Business Law & Compliance
Brexit clauses: Is it all too little, too late for businesses?
7 min read
21 March 2019
With the threat of a ‘no-deal’ Brexit now a strong possibility, some companies are focused on continuing business as usual and ignoring the risk, whilst others are understandably putting off entering into new material contracts. Either course presents adverse financial consequences and begs the question, can a company protect its investment by use of Brexit clauses?
Brexit has the potential to directly or indirectly affect almost all transactions that businesses enter into, and it is important that appropriate protection plans are put in place to apportion the risk between the parties to the transaction.
Suppliers should be considering the events which may directly impact them, as well as anything which may affect their supply chain. Customers should be alive to the effect Brexit will have on their ability to use goods or services purchased under an agreement, as well as how the market for their own products may be affected.
A no-deal Brexit could cause a ripple effect through supply chains and may even affect legislation
Further to affecting supply chains as regards speed, administration, and costs, a no-deal Brexit would alter freedom to provide services, licences and consents, and freedom of movement for workers, as well as sparking necessary changes in law. Additionally, there may be fluctuations in currency exchange rates, rises in inflation and the cost of borrowing, and consumer spending may dip, all of which have the power to have a material adverse effect on an organisation’s financial condition.
A Brexit clause can provide protection against adverse circumstances arising as a result of the UK exiting the EU. These clauses can cover several different areas, including the specific Brexit-related event triggering the clause; and the consequences of that event, which may include termination of the contract.
Since the referendum, parties undertaking projects backed by substantial capital have factored Brexit clauses into their high-value commercial contracts as a way of keeping the door open as a potential exit route.
What about manufacturing?
Being most susceptible to the effects of leaving the EU, manufacturing companies and those in the hospitality and leisure sector may be more inclined than others to rely on Brexit clauses to protect themselves in the event of a large customer scaling back orders or a drop in the number of tourists.
However, there are some pockets of UK industry where this hesitance and protectionism is not so apparent. Entrepreneurs, for example, are by their nature often natural risk takers and in a number of cases, Brexit will not prove a strong enough reason to scale back commercial activity.
In uncertain climates there are always opportunities to be had and, in many ways, the marketplace relies on deals continuing to be struck and contracts made to maintain its momentum.
Brexit clauses: The pros and cons
Although a Brexit clause may be a sophisticated way for organisations to escape an unprofitable, and potentially business-critical situation, it isn’t always the perfect tool. Since terminating a contract also terminates any chance of the business turning a profit from the contract, triggering a Brexit clause can leave businesses on the back foot, stung by the costs of an unfulfilled contract.

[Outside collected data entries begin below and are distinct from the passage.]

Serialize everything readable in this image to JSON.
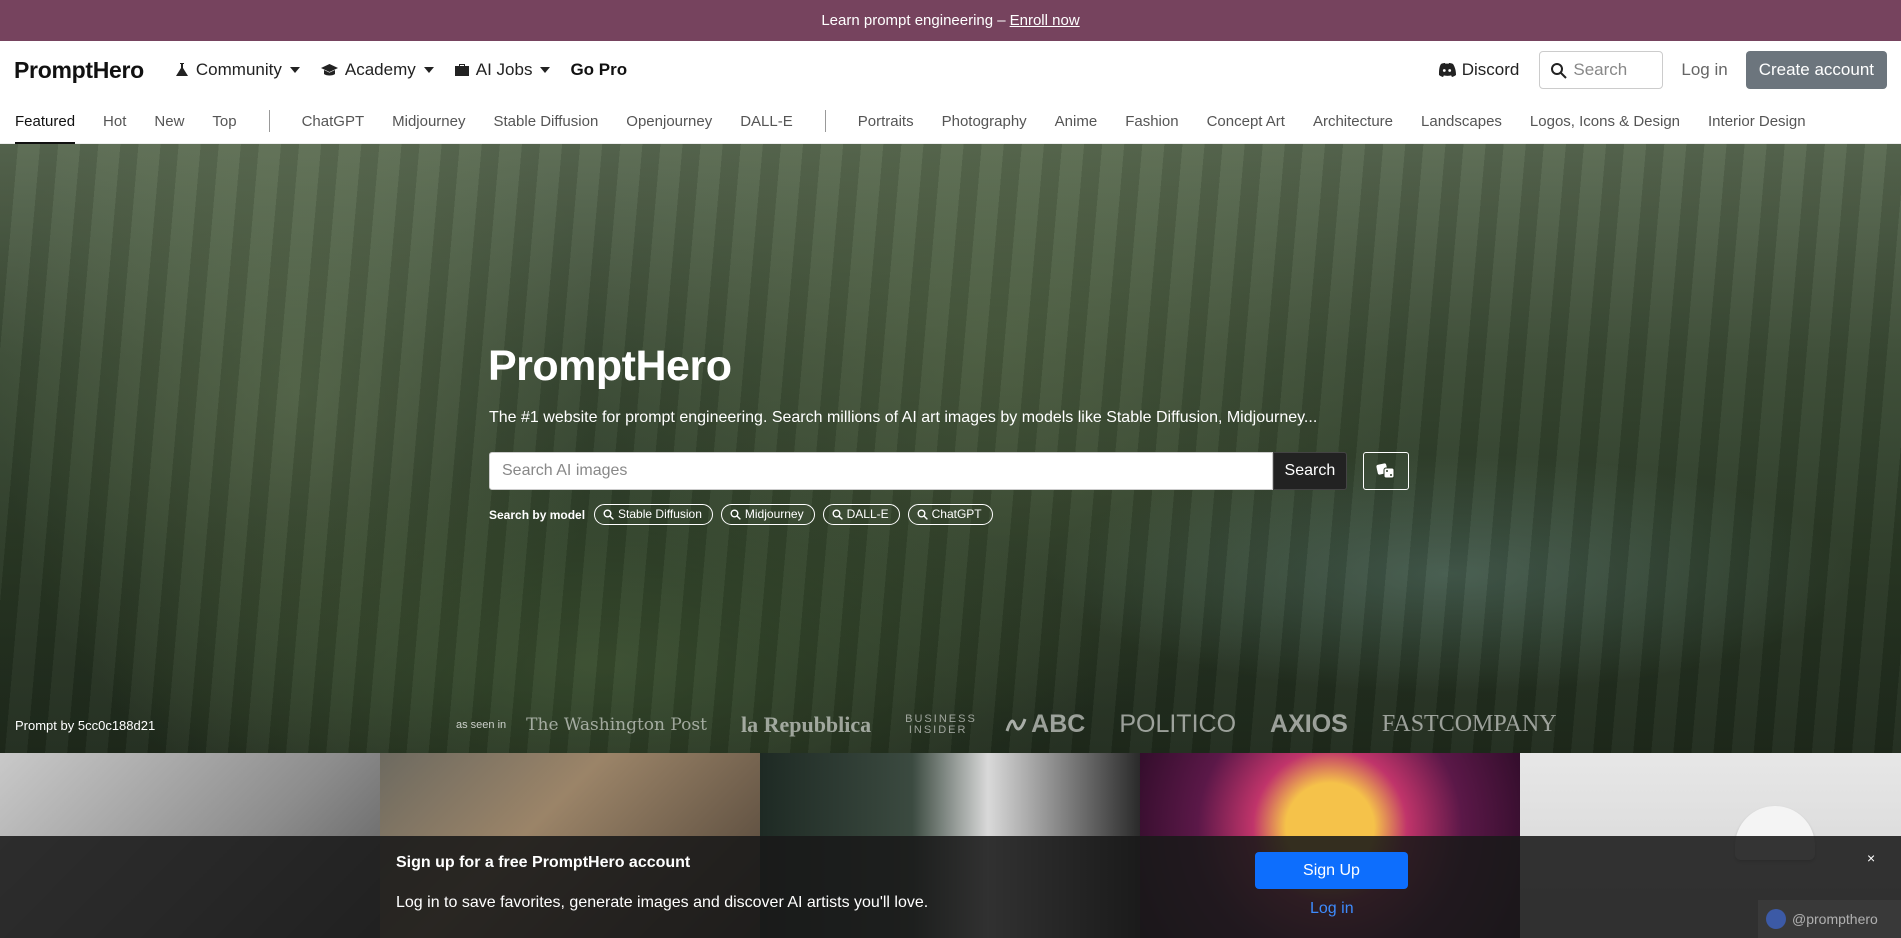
{
  "banner": {
    "text": "Learn prompt engineering –",
    "link": "Enroll now"
  },
  "navbar": {
    "brand": "PromptHero",
    "links": [
      {
        "label": "Community",
        "icon": "flask-icon",
        "dropdown": true
      },
      {
        "label": "Academy",
        "icon": "graduation-cap-icon",
        "dropdown": true
      },
      {
        "label": "AI Jobs",
        "icon": "briefcase-icon",
        "dropdown": true
      },
      {
        "label": "Go Pro",
        "dropdown": false
      }
    ],
    "discord": "Discord",
    "search_placeholder": "Search",
    "login": "Log in",
    "create_account": "Create account"
  },
  "subnav": {
    "group1": [
      "Featured",
      "Hot",
      "New",
      "Top"
    ],
    "group2": [
      "ChatGPT",
      "Midjourney",
      "Stable Diffusion",
      "Openjourney",
      "DALL-E"
    ],
    "group3": [
      "Portraits",
      "Photography",
      "Anime",
      "Fashion",
      "Concept Art",
      "Architecture",
      "Landscapes",
      "Logos, Icons & Design",
      "Interior Design"
    ],
    "active": "Featured"
  },
  "hero": {
    "title": "PromptHero",
    "subtitle": "The #1 website for prompt engineering. Search millions of AI art images by models like Stable Diffusion, Midjourney...",
    "search_placeholder": "Search AI images",
    "search_button": "Search",
    "models_label": "Search by model",
    "models": [
      "Stable Diffusion",
      "Midjourney",
      "DALL-E",
      "ChatGPT"
    ],
    "prompt_by": "Prompt by 5cc0c188d21"
  },
  "as_seen_in": {
    "label": "as seen in",
    "logos": [
      "The Washington Post",
      "la Repubblica",
      "BUSINESS INSIDER",
      "ABC",
      "POLITICO",
      "AXIOS",
      "FASTCOMPANY"
    ]
  },
  "signup": {
    "title": "Sign up for a free PromptHero account",
    "text": "Log in to save favorites, generate images and discover AI artists you'll love.",
    "button": "Sign Up",
    "login": "Log in",
    "close": "×"
  },
  "watermark": "@prompthero",
  "colors": {
    "banner": "#76435e",
    "primary": "#0d6efd",
    "create_btn": "#6c757d"
  }
}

The phrase ‘Brexit clause’ is a catch-all term and there are a number of stipulations which frequently appear in commercial contracts which aim to allow for termination, in the event that any situation caused by Brexit puts the contract in jeopardy. An example of which is a force majeure clause, which relates to unforeseen circumstances arising, preventing a party from fulfilling a contract. However, often, without the inclusion of an express reference to Brexit, it is thought that a force majeure clause offers little to no assistance.
Clauses dealing with frustration of a contract are sometimes but rarely included in commercial contracts and could be considered a form of Brexit clause. A frustrating event can be defined as one which was not considered at the agreement of the contract, or one which was unexpected.
In the absence of an express frustration clause a party may seek to rely on the common law right of frustration, an event which constitutes as ‘frustrating’, will release parties bound in a contract. However, relying on a frustration clause in the case of Brexit is easier said than done – in the event of a legal battle, the courts have extremely high standards as to whether a Brexit-related event can be constituted as frustrating.
Recently, the High Court was asked to decide whether Brexit could frustrate a contract in the case of the European Medicines Agency (EMA) v Canary Wharf Group over a £13 million-a-year lease of premises at Canary Wharf which runs until 2039, with no break clause. They ruled that the EMA was unable to rely on the frustration and was therefore bound to fulfill the terms of the 25-year lease notwithstanding its need to relocate its business back into the EU.
This landmark ruling may come as a warning to businesses which are on the brink of entering into a high-value commercial contract: prevention is most likely better than cure. If it is possible for businesses to delay making these decisions slightly until the “No deal” risk is clearer, then potential risk could be minimised.
It’s never too late to operate as a sound concern
Although in some cases it may be too late for businesses to worry about the inclusion of Brexit clauses in contracts, the rules of good business still apply and adopting a degree of caution and a level of protection would be a shrewd move going forward into yet more uncertain times.